Security measures include:

  • Encryption in transit — all connections to POS PH use HTTPS/TLS
  • Encryption at rest on our cloud provider's infrastructure
  • Access controls — each business's data is isolated, and role-based permissions limit what owners, managers, and staff can see
  • Audit logging of significant account actions

No system is completely secure, but we work to protect your data using reasonable and appropriate organizational, physical, and technical measures as required by the Data Privacy Act.

5. Sharing of Data

We share personal data only with:

  • Service providers that are necessary to run POS PH (such as Google Firebase for hosting, database, and authentication), and only to the extent needed to provide the service
  • Government authorities, when required by law, court order, or a lawful request

We do not share, rent, or sell your data to anyone else.

6. Data Retention

We keep your data for as long as your account is active. If you cancel your subscription or ask us to delete your account, we will delete your personal data within a reasonable period, except where we are required to retain certain records to comply with legal, tax, or accounting obligations. Business owners can delete individual records (such as loyalty customers or staff) at any time from within the app.

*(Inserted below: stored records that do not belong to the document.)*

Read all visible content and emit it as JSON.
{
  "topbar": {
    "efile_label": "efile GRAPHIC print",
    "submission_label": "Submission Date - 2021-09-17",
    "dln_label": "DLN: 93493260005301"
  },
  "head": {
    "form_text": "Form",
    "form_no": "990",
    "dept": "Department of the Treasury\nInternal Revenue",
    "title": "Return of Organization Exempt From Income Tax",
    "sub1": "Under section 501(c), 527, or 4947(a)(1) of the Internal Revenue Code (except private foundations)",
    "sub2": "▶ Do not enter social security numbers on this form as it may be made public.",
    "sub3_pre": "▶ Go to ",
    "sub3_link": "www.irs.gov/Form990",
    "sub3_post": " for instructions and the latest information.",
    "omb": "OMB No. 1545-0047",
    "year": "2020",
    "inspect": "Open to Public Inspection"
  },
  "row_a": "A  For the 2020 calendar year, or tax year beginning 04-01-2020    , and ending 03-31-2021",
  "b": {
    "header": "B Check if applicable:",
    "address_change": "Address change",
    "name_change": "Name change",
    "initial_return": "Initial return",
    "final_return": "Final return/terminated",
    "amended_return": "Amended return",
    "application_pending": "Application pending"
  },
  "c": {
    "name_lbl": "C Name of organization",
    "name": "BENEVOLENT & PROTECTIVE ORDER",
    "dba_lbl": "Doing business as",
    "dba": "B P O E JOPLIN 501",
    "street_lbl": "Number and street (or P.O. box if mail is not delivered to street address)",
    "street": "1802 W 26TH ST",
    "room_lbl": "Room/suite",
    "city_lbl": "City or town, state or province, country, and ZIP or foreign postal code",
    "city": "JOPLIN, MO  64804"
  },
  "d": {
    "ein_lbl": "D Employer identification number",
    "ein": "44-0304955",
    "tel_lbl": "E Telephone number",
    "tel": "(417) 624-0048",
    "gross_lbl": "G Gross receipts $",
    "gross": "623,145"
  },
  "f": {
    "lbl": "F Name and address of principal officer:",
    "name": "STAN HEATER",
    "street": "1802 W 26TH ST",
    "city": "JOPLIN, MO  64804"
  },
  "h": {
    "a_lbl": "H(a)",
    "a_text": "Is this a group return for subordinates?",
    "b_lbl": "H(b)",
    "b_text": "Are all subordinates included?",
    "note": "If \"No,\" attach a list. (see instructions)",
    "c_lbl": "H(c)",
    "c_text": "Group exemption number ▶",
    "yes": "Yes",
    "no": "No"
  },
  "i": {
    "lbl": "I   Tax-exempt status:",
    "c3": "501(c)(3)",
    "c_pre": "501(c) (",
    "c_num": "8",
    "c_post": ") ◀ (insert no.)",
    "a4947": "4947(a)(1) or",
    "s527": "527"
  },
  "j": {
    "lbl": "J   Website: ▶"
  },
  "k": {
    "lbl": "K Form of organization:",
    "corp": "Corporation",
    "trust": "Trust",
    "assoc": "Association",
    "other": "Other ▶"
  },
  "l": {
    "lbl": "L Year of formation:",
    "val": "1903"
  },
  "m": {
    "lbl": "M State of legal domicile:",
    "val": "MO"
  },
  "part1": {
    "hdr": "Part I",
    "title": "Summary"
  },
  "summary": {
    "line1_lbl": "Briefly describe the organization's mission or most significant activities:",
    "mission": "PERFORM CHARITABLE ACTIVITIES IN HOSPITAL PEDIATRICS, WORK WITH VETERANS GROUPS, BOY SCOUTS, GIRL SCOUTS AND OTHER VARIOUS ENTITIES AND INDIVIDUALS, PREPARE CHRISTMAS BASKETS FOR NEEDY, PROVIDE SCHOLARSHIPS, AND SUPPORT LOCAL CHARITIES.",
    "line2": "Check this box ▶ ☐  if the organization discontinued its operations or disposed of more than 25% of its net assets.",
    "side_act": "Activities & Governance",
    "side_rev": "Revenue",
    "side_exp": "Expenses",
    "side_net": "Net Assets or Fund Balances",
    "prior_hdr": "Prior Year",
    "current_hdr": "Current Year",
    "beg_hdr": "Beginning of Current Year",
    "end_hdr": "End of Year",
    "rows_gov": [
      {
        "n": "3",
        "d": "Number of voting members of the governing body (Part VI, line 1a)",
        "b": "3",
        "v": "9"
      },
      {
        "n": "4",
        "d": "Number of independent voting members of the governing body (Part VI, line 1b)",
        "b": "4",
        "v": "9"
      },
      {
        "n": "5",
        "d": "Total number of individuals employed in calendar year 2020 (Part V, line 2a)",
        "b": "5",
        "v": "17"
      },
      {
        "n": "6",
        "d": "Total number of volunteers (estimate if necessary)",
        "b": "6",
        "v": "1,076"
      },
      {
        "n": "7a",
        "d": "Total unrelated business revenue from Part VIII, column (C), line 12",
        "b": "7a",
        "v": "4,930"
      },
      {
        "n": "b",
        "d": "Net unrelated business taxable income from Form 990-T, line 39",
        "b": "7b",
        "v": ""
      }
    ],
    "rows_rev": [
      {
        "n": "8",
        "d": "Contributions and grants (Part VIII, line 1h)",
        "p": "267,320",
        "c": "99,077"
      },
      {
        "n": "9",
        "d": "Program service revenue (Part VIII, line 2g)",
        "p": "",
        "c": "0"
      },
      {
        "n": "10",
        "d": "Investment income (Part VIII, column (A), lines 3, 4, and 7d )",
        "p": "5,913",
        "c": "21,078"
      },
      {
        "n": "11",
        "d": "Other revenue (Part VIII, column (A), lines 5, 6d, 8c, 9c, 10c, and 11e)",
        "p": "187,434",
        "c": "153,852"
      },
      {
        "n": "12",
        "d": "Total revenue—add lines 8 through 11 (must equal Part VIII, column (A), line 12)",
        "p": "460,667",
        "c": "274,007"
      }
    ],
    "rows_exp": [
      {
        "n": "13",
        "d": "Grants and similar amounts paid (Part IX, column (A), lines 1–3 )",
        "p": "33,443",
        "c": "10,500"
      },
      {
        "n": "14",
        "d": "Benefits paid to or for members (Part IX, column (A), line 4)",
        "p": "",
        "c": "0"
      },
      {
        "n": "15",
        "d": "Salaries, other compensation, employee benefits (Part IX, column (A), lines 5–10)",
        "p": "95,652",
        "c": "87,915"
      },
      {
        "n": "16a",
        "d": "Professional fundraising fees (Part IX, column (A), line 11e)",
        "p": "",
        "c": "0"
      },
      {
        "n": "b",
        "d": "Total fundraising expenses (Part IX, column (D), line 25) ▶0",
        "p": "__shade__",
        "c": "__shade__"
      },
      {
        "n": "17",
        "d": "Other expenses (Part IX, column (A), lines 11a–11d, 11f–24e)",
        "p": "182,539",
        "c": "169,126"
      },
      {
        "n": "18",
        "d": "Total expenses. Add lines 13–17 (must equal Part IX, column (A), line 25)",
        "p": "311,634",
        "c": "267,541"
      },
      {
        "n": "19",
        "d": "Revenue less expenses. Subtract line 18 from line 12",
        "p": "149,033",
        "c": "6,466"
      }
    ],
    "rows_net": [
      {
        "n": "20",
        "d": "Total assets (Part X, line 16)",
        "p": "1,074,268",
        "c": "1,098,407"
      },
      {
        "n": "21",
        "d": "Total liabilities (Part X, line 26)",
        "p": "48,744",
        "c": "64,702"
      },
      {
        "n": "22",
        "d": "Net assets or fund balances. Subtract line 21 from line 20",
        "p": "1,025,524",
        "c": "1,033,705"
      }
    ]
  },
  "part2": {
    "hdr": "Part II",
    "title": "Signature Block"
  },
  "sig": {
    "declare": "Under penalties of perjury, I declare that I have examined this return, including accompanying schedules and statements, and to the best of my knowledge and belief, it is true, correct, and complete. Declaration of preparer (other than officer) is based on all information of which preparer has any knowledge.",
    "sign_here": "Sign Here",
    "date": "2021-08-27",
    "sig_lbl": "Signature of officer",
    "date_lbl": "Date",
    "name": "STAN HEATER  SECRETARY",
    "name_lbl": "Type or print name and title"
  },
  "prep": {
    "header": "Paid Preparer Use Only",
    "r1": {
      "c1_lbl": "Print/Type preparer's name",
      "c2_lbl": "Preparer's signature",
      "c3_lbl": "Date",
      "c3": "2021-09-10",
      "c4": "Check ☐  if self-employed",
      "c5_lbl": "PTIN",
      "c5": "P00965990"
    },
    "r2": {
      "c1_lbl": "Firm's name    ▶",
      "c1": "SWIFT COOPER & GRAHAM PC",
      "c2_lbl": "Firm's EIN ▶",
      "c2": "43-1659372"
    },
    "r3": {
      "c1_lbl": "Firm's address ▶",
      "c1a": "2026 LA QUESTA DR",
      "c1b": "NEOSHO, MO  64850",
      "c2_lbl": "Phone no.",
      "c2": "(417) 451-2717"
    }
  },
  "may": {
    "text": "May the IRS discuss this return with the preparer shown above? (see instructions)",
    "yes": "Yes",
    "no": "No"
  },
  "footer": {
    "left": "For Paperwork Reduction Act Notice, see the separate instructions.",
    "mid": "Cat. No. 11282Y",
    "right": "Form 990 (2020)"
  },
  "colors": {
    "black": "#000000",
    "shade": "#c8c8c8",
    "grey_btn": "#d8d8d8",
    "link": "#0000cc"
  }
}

7. Your Rights Under the Data Privacy Act

As a data subject under Philippine law, you have the right to:

  • Be informed about how your data is collected and processed
  • Access the personal data we hold about you
  • Correct inaccurate or outdated data
  • Erase or block data that is unlawfully processed or no longer necessary
  • Object to processing, including processing for direct marketing
  • Data portability — obtain a copy of your data in a commonly used electronic format
  • Damages — be compensated for damages caused by unlawful processing
  • File a complaint with the National Privacy Commission (https://privacy.gov.ph)

To exercise any of these rights, contact us using the details in Section 11. We will respond within a reasonable time and in accordance with the periods required by the NPC.

If you are a customer of a business that uses POS PH (for example, a loyalty member of a cafe), please direct your request to that business first, since it controls your data. We will assist the business in fulfilling your request.

8. Cookies and Local Storage

POS PH uses browser local storage and service workers to keep you signed in and to make the app work offline. We do not use third-party advertising or tracking cookies.

9. Children's Privacy

POS PH is a business tool and is not directed at children. We do not knowingly collect personal data from minors. If you believe a minor's data has been entered into the service without proper consent, contact us and we will remove it.

10. Data Breach Notification

In the event of a personal data breach that is likely to give rise to a real risk of serious harm, we will notify the National Privacy Commission and the affected data subjects within seventy-two (72) hours of knowledge of the breach, as required by the Data Privacy Act and NPC rules.

11. Contact Us

For privacy questions, requests, or concerns, contact:

12. Changes to This Policy

We may update this policy from time to time. When we make material changes, we will update the "Last updated" date above and, where appropriate, notify you inside the app or by email. Continued use of POS PH after changes take effect means you accept the updated policy.